Rather than spread set -eo pipefail boilerplate across every step, the project enforces hygiene via tests/bash_lint_tests.rs, which compiles a set of fixtures and runs shellcheck against every literal bash: body in the generated YAML. The lint catches:

  • SC2164cd $X without || exit (the canonical silent-failure)
  • SC2155local var=$(cmd) masking the inner exit code
  • SC2086 / SC2046 — unquoted variables / command substitutions
  • SC2154 — variables referenced but never assigned
  • SC2088 — tilde inside double quotes (does not expand at all)

When you add or modify a bash step:

  1. Run cargo test --test bash_lint_tests (locally requires shellcheck on PATH; install with brew install shellcheck or apt-get install -y shellcheck).
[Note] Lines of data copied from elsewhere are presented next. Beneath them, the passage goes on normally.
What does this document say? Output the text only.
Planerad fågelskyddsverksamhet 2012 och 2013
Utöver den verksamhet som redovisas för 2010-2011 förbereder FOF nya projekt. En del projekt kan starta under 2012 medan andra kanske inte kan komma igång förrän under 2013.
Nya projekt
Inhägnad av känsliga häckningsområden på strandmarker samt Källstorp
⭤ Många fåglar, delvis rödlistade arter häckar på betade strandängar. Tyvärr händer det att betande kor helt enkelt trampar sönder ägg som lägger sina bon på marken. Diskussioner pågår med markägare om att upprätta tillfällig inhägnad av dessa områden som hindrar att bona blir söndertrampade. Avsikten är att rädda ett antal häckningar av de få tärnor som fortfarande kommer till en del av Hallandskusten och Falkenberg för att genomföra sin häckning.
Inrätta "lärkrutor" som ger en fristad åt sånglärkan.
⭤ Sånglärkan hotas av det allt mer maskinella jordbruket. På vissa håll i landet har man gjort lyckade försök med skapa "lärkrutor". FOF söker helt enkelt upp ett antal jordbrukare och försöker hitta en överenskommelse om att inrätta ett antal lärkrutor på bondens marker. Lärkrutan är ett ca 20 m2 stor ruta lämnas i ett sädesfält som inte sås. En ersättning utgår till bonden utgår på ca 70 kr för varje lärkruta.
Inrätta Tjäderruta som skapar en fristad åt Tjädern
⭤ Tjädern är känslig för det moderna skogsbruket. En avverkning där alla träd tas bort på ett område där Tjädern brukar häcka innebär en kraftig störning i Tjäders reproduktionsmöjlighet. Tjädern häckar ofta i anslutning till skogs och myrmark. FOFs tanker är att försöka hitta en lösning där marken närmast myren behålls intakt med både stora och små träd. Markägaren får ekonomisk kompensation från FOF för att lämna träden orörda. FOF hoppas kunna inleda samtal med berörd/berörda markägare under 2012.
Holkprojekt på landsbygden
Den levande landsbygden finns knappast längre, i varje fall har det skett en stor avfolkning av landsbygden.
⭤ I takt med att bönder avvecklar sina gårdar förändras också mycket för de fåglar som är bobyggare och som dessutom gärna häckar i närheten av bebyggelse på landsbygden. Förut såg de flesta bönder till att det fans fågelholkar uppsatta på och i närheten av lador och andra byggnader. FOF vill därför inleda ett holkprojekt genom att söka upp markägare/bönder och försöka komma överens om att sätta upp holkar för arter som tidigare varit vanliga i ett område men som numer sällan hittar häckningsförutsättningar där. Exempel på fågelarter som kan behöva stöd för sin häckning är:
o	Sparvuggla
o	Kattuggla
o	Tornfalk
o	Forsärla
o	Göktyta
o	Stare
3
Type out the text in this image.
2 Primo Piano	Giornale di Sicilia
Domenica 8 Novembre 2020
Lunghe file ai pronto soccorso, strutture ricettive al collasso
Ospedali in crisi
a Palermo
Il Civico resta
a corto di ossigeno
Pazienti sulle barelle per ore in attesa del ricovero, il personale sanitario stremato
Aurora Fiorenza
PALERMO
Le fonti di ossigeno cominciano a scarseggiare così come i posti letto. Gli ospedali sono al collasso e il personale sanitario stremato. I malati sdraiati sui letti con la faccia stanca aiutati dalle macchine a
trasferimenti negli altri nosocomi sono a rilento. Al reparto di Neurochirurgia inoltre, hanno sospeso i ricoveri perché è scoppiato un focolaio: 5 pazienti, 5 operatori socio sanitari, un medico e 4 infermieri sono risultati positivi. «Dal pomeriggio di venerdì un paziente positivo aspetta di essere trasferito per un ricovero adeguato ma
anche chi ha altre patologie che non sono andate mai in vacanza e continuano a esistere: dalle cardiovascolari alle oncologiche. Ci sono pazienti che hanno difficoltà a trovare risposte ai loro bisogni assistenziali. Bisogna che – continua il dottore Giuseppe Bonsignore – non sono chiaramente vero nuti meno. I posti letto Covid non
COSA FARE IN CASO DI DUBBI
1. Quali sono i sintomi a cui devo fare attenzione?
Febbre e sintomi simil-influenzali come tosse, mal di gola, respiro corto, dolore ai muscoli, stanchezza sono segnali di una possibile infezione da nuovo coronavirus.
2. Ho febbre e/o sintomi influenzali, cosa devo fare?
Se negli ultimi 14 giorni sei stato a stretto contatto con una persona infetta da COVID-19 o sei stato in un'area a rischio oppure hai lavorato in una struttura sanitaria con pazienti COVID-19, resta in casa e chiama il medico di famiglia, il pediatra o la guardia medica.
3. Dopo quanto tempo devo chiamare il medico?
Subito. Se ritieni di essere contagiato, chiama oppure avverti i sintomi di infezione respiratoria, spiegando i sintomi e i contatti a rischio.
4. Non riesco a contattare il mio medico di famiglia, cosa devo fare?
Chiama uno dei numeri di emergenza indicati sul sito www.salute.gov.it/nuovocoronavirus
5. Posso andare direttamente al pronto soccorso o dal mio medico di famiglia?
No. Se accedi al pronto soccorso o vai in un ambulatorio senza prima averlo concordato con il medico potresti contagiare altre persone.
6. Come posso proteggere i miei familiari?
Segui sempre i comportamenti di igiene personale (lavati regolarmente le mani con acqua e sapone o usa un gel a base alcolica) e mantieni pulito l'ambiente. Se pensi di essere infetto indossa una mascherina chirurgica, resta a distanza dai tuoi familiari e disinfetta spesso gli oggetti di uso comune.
CI sets ENFORCE_BASH_LINT=1 so a missing shellcheck becomes a hard failure rather than a silent skip.
  2. Fix any finding by adjusting the bash. Common fixes: cd "$X" || exit 1, exit "$CODE", "$HOME/.foo" instead of "~/.foo", quoting variable expansions.
  3. If a finding is genuinely intentional, add a # shellcheck disable=SCxxxx comment immediately above the line in the bash body. Such directives are bash comments and have no runtime effect.

Do not sprinkle set -eo pipefail into every step to silence the lint — that approach was tried (PR #492) and was rejected because it adds noise, drifts as new steps are added, and doesn't address the actual silent-failure patterns that the lint surfaces. Use targeted set -eo pipefail only when a step has a real fail-fast requirement that the lint cannot express (the current uses are on AWF/MCPG download and the tee-piped agent run).

The exclude list (SC1090, SC1091, SC2034, SC2016) is documented in tests/bash_lint_tests.rs. Each entry has a justification — do not extend without one.